Finding missing synchronization in a distributed computation using controlled re-execution

  • Authors:
  • Neeraj Mittal;Vijay K. Garg

  • Affiliations:
  • Department of Computer Science, The University of Texas at Dallas, Richardson, TX;Department of Electrical and Computer Engineering, The University of Texas at Austin, Austin, TX

  • Venue:
  • Distributed Computing
  • Year:
  • 2004

Quantified Score

Hi-index 0.00

Visualization

Abstract

Correct distributed programs are hard to write. Not surprisingly, distributed systems are especially vulnerable to software faults. Testing and debugging is an important way to improve the reliability of distributed systems. A distributed debugger equipped with the mechanism to re-execute the traced computation in a controlled fashion can greatly facilitate the detection and localization of bugs. This approach gives rise to a general problem of predicate control, which takes a computation and a safety property specified on the computation as inputs, and produces a controlled computation, with added synchronization, that maintains the given safety property as output. We devise efficient control algorithms for two classes of useful predicates, namely region predicates and disjunctive predicates.
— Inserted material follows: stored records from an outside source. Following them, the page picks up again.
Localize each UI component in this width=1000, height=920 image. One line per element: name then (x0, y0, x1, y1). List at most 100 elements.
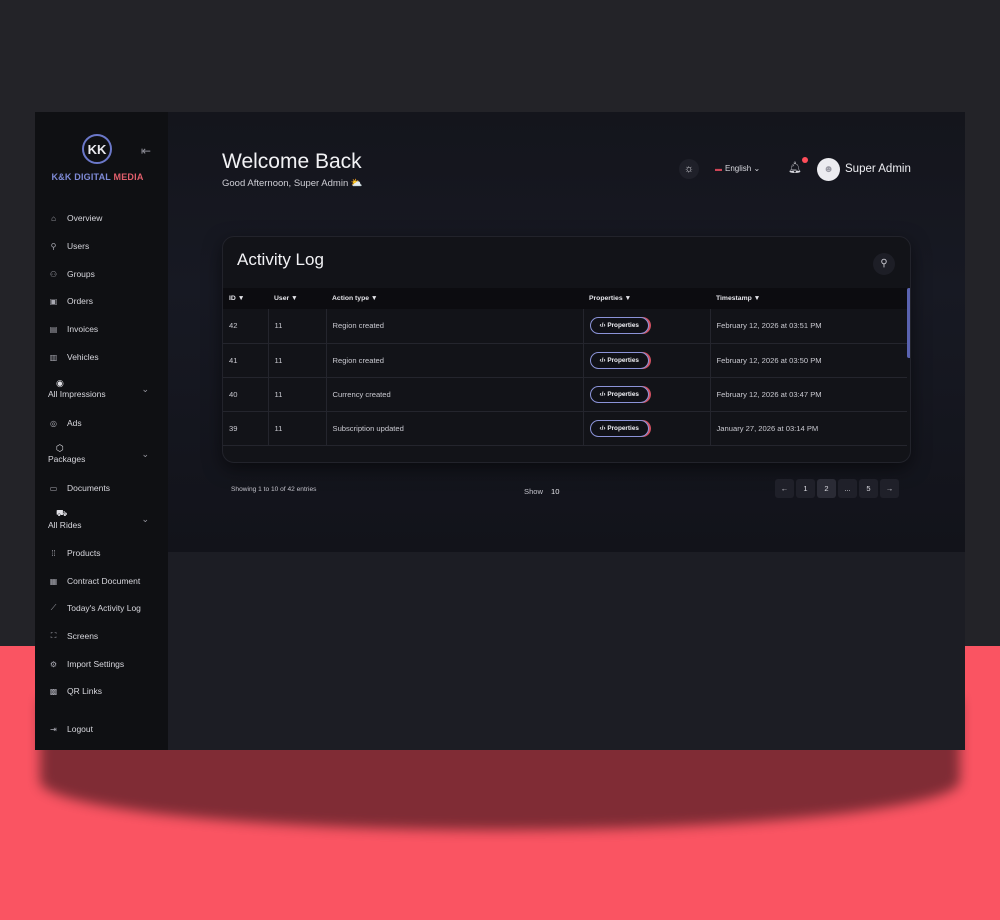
column-header-label: Properties (589, 295, 623, 302)
car-icon: ⛟ (56, 508, 68, 518)
document-icon: ▭ (49, 483, 58, 493)
properties-button[interactable]: ‹/› Properties (589, 385, 649, 403)
sidebar-item-vehicles[interactable]: ▥ Vehicles (48, 349, 99, 365)
cell-id: 40 (223, 377, 269, 412)
search-icon[interactable]: ⚲ (873, 253, 895, 275)
brand-name-part1: K&K DIGITAL (51, 172, 114, 182)
pagination-page-2[interactable]: 2 (817, 479, 836, 498)
sidebar-item-orders[interactable]: ▣ Orders (48, 293, 93, 309)
sidebar-item-products[interactable]: ⁞⁞ Products (48, 545, 101, 561)
sidebar-item-screens[interactable]: ⛶ Screens (48, 628, 99, 644)
pagination-prev-button[interactable]: ← (775, 479, 794, 498)
target-icon: ◎ (50, 418, 57, 428)
cell-id: 41 (223, 343, 269, 378)
sidebar-item-invoices[interactable]: ▤ Invoices (48, 321, 98, 337)
logout-icon: ⇥ (50, 724, 57, 734)
sidebar-item-contract-document[interactable]: ▦ Contract Document (48, 573, 141, 589)
cell-properties: ‹/› Properties (583, 309, 711, 344)
sidebar-item-todays-activity-log[interactable]: ⟋ Today's Activity Log (48, 600, 141, 616)
sidebar-item-label: Logout (67, 724, 93, 734)
collapse-sidebar-icon[interactable]: ⇤ (141, 144, 151, 158)
pagination-page-5[interactable]: 5 (859, 479, 878, 498)
brand-logo[interactable]: KK (82, 134, 112, 164)
column-header-user[interactable]: User ▼ (268, 288, 326, 309)
entries-info: Showing 1 to 10 of 42 entries (231, 486, 317, 493)
main-content-lower (168, 552, 965, 750)
sidebar-item-label: Contract Document (67, 576, 141, 586)
sidebar-item-groups[interactable]: ⚇ Groups (48, 266, 95, 282)
properties-button-label: Properties (607, 356, 639, 364)
sidebar-item-label: All Rides (48, 520, 82, 530)
page-size-value: 10 (551, 487, 560, 496)
properties-button[interactable]: ‹/› Properties (589, 419, 649, 437)
theme-toggle-sun-icon[interactable]: ☼ (679, 159, 699, 179)
table-scrollbar[interactable] (907, 288, 910, 358)
cell-action: Currency created (326, 377, 584, 412)
sidebar-item-qr-links[interactable]: ▩ QR Links (48, 683, 102, 699)
brand-name-part2: MEDIA (113, 172, 144, 182)
column-header-action-type[interactable]: Action type ▼ (326, 288, 583, 309)
activity-log-card: Activity Log ⚲ ID ▼ User ▼ Action type ▼… (222, 236, 911, 463)
notification-badge (802, 157, 808, 163)
column-header-label: ID (229, 295, 236, 302)
box-icon: ⬡ (56, 443, 64, 453)
grid-icon: ⁞⁞ (51, 548, 56, 558)
notification-bell-icon[interactable]: 🔔︎ (788, 161, 802, 174)
cell-properties: ‹/› Properties (583, 411, 711, 446)
sidebar-item-label: All Impressions (48, 389, 106, 399)
pagination-ellipsis: ... (838, 479, 857, 498)
invoice-icon: ▤ (49, 324, 58, 334)
sidebar-item-label: Documents (67, 483, 110, 493)
sidebar-item-label: Orders (67, 296, 93, 306)
app-window: KK K&K DIGITAL MEDIA ⇤ ⌂ Overview ⚲ User… (35, 112, 965, 750)
users-icon: ⚇ (49, 269, 58, 279)
chevron-down-icon: ⌄ (141, 449, 149, 459)
sidebar-item-ads[interactable]: ◎ Ads (48, 415, 82, 431)
cell-user: 11 (268, 377, 327, 412)
column-header-label: Action type (332, 295, 370, 302)
sidebar-item-logout[interactable]: ⇥ Logout (48, 721, 93, 737)
home-icon: ⌂ (51, 213, 56, 223)
language-selector[interactable]: ▬ English ⌄ (715, 164, 760, 173)
sidebar: KK K&K DIGITAL MEDIA ⇤ ⌂ Overview ⚲ User… (35, 112, 168, 750)
sidebar-item-label: Today's Activity Log (67, 603, 141, 613)
pagination-next-button[interactable]: → (880, 479, 899, 498)
column-header-id[interactable]: ID ▼ (223, 288, 268, 309)
activity-log-table: ID ▼ User ▼ Action type ▼ Properties ▼ T… (223, 288, 907, 446)
chevron-down-icon: ⌄ (141, 384, 149, 394)
page-title: Welcome Back (222, 150, 362, 173)
sidebar-item-users[interactable]: ⚲ Users (48, 238, 90, 254)
chevron-down-icon: ⌄ (141, 514, 149, 524)
cell-user: 11 (268, 309, 327, 344)
chevron-down-icon: ⌄ (753, 164, 761, 173)
gear-icon: ⚙ (49, 659, 58, 669)
properties-button[interactable]: ‹/› Properties (589, 351, 649, 369)
properties-button[interactable]: ‹/› Properties (589, 317, 649, 335)
column-header-properties[interactable]: Properties ▼ (583, 288, 710, 309)
sidebar-item-label: Vehicles (67, 352, 99, 362)
page-size-selector[interactable]: Show 10 (524, 487, 559, 496)
sidebar-item-documents[interactable]: ▭ Documents (48, 480, 110, 496)
sidebar-item-label: Screens (67, 631, 99, 641)
column-header-label: User (274, 295, 290, 302)
clipboard-icon: ▦ (49, 576, 58, 586)
column-header-label: Timestamp (716, 295, 752, 302)
sidebar-item-label: Products (67, 548, 101, 558)
cell-user: 11 (268, 411, 327, 446)
column-header-timestamp[interactable]: Timestamp ▼ (710, 288, 907, 309)
user-name[interactable]: Super Admin (845, 163, 911, 175)
sidebar-group-packages[interactable]: ⬡ Packages ⌄ (48, 443, 149, 464)
cell-timestamp: January 27, 2026 at 03:14 PM (710, 411, 907, 446)
sidebar-group-all-rides[interactable]: ⛟ All Rides ⌄ (48, 508, 149, 530)
sidebar-item-overview[interactable]: ⌂ Overview (48, 210, 102, 226)
pagination-page-1[interactable]: 1 (796, 479, 815, 498)
chart-icon: ⟋ (50, 603, 57, 612)
truck-icon: ▥ (49, 352, 58, 362)
table-header-row: ID ▼ User ▼ Action type ▼ Properties ▼ T… (223, 288, 907, 309)
sidebar-group-all-impressions[interactable]: ◉ All Impressions ⌄ (48, 378, 149, 399)
user-icon: ⚲ (50, 241, 57, 251)
properties-button-label: Properties (607, 390, 639, 398)
sidebar-item-label: Import Settings (67, 659, 125, 669)
avatar[interactable]: ☻ (817, 158, 840, 181)
sidebar-item-import-settings[interactable]: ⚙ Import Settings (48, 656, 124, 672)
For the former, we prove that the control algorithm is optimal in the sense that it guarantees maximum concurrency possible in the controlled computation. For the latter, we prove that our control algorithm generates the least number of synchronization dependencies and therefore has optimal message-complexity. Furthermore, we provide a necessary and sufficient condition under which it is possible to efficiently compute a minimal controlling synchronization for a general predicate. We also give an algorithm to compute such a synchronization under the condition provided.